Nvidia Pascal and AMD Polaris, starting with GTX 1080/1070, and the AMD 480

archae86
archae86
Joined: 6 Dec 05
Posts: 3157
Credit: 7225614931
RAC: 1052139

I join Gamboleer and AgentB

I join Gamboleer and AgentB in have an RX 480 card on order. Mine is a NewEgg order for a Sapphire 4G RX 480 for which the primary favorable aspects were that it actually carries the $199.95 price which got much publicity before launch, but has been not much available just yet, and that NewEgg was taking backorders for it. Before this I three times clicked on NewEgg order buttons for other RX 480 cards represented as being in stock, only to have the dreaded message something like "our web site is having problems just now" message show up when trying to view the cart for more than a couple of seconds.

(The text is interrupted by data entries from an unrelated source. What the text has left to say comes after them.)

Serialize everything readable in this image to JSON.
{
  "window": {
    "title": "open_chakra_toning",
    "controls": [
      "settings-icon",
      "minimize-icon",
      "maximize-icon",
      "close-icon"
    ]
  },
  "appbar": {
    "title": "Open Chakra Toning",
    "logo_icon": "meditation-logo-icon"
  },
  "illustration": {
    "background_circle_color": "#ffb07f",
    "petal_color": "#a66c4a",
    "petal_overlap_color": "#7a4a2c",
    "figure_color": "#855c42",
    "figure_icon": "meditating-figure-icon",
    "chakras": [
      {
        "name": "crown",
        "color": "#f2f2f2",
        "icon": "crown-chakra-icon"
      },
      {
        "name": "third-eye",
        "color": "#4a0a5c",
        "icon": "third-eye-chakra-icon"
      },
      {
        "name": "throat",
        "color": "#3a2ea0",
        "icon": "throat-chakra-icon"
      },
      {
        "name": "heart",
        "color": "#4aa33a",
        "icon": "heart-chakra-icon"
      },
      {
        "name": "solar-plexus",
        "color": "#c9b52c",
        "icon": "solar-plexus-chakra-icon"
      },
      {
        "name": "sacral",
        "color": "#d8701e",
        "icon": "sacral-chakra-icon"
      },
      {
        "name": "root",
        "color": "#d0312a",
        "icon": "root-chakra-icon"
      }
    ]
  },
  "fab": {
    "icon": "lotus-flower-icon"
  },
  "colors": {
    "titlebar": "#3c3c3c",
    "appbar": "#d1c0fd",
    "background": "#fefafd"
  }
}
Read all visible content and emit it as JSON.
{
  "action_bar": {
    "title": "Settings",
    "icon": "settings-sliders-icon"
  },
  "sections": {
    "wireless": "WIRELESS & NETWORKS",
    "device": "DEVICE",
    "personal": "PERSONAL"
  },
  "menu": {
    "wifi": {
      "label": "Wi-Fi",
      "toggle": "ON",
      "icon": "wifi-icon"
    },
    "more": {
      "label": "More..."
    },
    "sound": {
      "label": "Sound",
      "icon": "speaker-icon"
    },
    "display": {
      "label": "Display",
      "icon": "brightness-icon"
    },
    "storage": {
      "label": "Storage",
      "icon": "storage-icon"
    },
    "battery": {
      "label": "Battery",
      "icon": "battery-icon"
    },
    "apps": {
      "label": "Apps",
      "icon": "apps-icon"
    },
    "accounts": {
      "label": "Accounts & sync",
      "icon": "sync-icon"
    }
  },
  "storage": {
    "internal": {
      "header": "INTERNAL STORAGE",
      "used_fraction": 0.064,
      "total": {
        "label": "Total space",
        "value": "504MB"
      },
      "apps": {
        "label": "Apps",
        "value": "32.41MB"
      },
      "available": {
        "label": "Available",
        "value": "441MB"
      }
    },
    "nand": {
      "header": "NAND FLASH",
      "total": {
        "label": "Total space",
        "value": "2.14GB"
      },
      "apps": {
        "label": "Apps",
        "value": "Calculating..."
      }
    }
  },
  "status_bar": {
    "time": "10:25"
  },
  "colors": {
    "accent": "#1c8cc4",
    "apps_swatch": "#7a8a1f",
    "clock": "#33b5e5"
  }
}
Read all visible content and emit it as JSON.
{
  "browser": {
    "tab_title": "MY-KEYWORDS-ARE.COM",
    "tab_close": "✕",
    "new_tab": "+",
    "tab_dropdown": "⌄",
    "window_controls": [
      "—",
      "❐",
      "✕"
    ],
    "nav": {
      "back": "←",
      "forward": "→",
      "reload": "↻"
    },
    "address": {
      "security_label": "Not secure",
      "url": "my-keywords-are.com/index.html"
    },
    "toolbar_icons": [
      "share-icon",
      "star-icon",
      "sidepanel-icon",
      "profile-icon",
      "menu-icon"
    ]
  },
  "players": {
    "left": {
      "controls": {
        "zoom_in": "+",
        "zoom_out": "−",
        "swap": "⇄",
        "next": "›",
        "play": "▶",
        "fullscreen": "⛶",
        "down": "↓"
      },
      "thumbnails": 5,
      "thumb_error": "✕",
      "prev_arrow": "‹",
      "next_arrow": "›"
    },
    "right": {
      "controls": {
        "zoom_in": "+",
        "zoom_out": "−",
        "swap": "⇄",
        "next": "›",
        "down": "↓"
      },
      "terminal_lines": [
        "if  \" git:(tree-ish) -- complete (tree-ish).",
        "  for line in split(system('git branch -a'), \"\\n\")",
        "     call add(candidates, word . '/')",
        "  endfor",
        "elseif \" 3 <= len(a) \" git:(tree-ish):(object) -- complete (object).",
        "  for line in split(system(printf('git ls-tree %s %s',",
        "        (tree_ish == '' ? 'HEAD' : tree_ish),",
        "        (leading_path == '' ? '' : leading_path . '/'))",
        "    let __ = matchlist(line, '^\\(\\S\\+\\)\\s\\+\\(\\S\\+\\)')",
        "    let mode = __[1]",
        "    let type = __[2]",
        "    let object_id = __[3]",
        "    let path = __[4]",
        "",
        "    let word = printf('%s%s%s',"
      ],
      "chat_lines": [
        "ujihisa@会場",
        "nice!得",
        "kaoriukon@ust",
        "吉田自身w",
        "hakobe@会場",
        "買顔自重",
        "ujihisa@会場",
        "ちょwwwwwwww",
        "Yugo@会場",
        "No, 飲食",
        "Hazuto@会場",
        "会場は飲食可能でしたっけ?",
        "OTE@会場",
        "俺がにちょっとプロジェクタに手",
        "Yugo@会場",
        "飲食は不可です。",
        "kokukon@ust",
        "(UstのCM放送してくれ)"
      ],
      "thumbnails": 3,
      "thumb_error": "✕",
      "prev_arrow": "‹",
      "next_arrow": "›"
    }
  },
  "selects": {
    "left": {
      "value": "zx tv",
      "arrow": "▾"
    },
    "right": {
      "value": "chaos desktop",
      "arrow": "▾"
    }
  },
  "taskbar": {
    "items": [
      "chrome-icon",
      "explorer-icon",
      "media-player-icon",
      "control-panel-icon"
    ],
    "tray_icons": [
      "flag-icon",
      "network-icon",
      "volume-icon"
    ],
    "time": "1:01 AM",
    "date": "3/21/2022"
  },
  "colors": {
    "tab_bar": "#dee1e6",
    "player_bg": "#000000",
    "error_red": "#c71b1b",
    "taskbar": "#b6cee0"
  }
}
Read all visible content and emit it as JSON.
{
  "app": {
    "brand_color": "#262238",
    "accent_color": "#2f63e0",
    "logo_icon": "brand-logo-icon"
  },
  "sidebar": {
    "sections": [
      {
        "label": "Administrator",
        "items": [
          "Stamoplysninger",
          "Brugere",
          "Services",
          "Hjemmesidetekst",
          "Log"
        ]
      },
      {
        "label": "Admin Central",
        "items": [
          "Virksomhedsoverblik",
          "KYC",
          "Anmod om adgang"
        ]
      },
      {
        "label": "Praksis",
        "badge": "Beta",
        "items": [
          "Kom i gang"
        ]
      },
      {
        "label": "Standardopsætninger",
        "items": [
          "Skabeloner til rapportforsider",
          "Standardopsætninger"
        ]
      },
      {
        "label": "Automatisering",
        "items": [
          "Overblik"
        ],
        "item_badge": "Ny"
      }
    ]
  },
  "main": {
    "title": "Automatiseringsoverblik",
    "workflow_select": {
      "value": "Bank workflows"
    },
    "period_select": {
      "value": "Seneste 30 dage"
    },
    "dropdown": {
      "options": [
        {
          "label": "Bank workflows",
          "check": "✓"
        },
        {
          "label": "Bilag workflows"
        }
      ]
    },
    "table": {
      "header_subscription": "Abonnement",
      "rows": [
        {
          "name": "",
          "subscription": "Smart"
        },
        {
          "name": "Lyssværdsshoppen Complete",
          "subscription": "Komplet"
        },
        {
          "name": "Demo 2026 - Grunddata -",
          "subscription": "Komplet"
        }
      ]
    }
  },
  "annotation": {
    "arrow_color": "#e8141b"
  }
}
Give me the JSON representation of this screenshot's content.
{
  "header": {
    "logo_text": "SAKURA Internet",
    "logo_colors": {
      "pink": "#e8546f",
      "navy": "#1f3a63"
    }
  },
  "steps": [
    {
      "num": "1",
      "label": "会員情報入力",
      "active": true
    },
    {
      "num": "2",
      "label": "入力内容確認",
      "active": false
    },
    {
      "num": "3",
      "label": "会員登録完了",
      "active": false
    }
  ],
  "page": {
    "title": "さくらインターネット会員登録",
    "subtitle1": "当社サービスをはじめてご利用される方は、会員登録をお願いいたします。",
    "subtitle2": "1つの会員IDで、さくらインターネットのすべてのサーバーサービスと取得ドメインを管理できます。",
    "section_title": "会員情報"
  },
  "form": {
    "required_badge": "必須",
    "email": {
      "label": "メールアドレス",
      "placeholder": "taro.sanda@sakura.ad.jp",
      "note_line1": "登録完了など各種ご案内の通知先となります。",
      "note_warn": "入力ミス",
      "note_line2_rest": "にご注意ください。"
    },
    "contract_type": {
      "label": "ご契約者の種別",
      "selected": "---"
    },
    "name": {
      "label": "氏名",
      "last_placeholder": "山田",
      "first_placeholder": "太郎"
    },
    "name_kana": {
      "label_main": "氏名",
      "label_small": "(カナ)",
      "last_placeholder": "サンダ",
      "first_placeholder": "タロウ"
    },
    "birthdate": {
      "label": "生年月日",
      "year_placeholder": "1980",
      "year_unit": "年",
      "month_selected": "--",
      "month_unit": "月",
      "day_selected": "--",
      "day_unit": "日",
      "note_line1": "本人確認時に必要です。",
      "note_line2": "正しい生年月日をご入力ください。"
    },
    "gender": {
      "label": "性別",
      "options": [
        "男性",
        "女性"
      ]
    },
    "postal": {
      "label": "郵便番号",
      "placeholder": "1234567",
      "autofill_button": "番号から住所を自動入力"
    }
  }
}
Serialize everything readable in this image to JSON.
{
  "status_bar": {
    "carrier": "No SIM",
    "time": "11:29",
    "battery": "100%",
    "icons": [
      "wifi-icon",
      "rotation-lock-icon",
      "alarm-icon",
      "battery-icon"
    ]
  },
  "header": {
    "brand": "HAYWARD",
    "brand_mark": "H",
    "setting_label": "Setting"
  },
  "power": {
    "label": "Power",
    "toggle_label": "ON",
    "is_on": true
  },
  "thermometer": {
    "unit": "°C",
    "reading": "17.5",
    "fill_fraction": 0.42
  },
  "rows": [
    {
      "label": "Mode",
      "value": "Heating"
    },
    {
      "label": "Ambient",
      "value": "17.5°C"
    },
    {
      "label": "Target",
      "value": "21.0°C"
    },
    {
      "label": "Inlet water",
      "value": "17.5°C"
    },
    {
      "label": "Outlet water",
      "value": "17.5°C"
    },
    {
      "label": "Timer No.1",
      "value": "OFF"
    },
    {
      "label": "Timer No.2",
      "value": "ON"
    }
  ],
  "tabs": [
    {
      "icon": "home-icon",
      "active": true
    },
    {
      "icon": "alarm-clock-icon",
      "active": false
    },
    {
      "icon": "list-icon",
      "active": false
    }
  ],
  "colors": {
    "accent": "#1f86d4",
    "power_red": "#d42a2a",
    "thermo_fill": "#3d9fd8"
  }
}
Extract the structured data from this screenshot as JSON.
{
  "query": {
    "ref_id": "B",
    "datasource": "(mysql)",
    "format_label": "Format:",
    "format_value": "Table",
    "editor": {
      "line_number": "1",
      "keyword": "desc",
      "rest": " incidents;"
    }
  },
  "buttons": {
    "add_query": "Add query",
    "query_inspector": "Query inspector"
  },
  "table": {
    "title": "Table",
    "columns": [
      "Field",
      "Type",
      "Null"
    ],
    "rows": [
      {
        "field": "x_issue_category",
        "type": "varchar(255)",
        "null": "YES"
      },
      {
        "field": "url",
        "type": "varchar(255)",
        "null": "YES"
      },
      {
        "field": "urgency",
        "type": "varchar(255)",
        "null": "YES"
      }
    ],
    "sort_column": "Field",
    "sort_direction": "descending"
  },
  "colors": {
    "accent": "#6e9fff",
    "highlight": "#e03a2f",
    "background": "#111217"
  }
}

As I doubt the card will show up for a couple of weeks if not more, I obviously won't be competitive with the earliest owners for first posted information, but at this price this may be a very fine value of a card, and the clearest way for me to compare it with the GTX 1070 (which ain't bad) is to own and operate one. My current guess is that this model of 480 will clobber any offered GTX 1070 or 1080 for performance per unit purchase price. Past history suggests it may fall somewhat behind the 1070 on power consumption per unit performance. Testing will tell. Comparison to the expected GTX 1060 or 1050 is highly speculative at this point. So to is the question as to whether other Polaris models below the 480 may offer even more compelling performance for price.

floyd
floyd
Joined: 12 Sep 11
Posts: 133
Credit: 186610495
RAC: 0

Beware if you plan to go for

Beware if you plan to go for a 4GB RX 480. They usually seem to have slower memory than the 8GB versions, possibly resulting in a noticable performance loss here at Einstein. The Sapphire could be an exception.

Mumak
Joined: 26 Feb 13
Posts: 325
Credit: 3524817889
RAC: 1530417

I was promised an RX 480 few

I was promised an RX 480 few weeks ahead of launch. But apparently they didn't have enough review units, so now I have to wait few more weeks for another batch. Very disappointed...

-----

archae86
archae86
Joined: 6 Dec 05
Posts: 3157
Credit: 7225614931
RAC: 1052139

I've speculated without data

I've speculated without data except for historic tendencies that Polaris might not be fully power competitive with Pascal earlier in this thread. While we don't yet have Einstein-specific data on this point, there begins to be some actual data on the Polaris initial offering--RX 480--and power.

There is rather a lot of chatter about concerning power and the RX 480. People planning to place an order should probably look around and see whether they are troubled. I, for one, don't plan to cancel my pre-order.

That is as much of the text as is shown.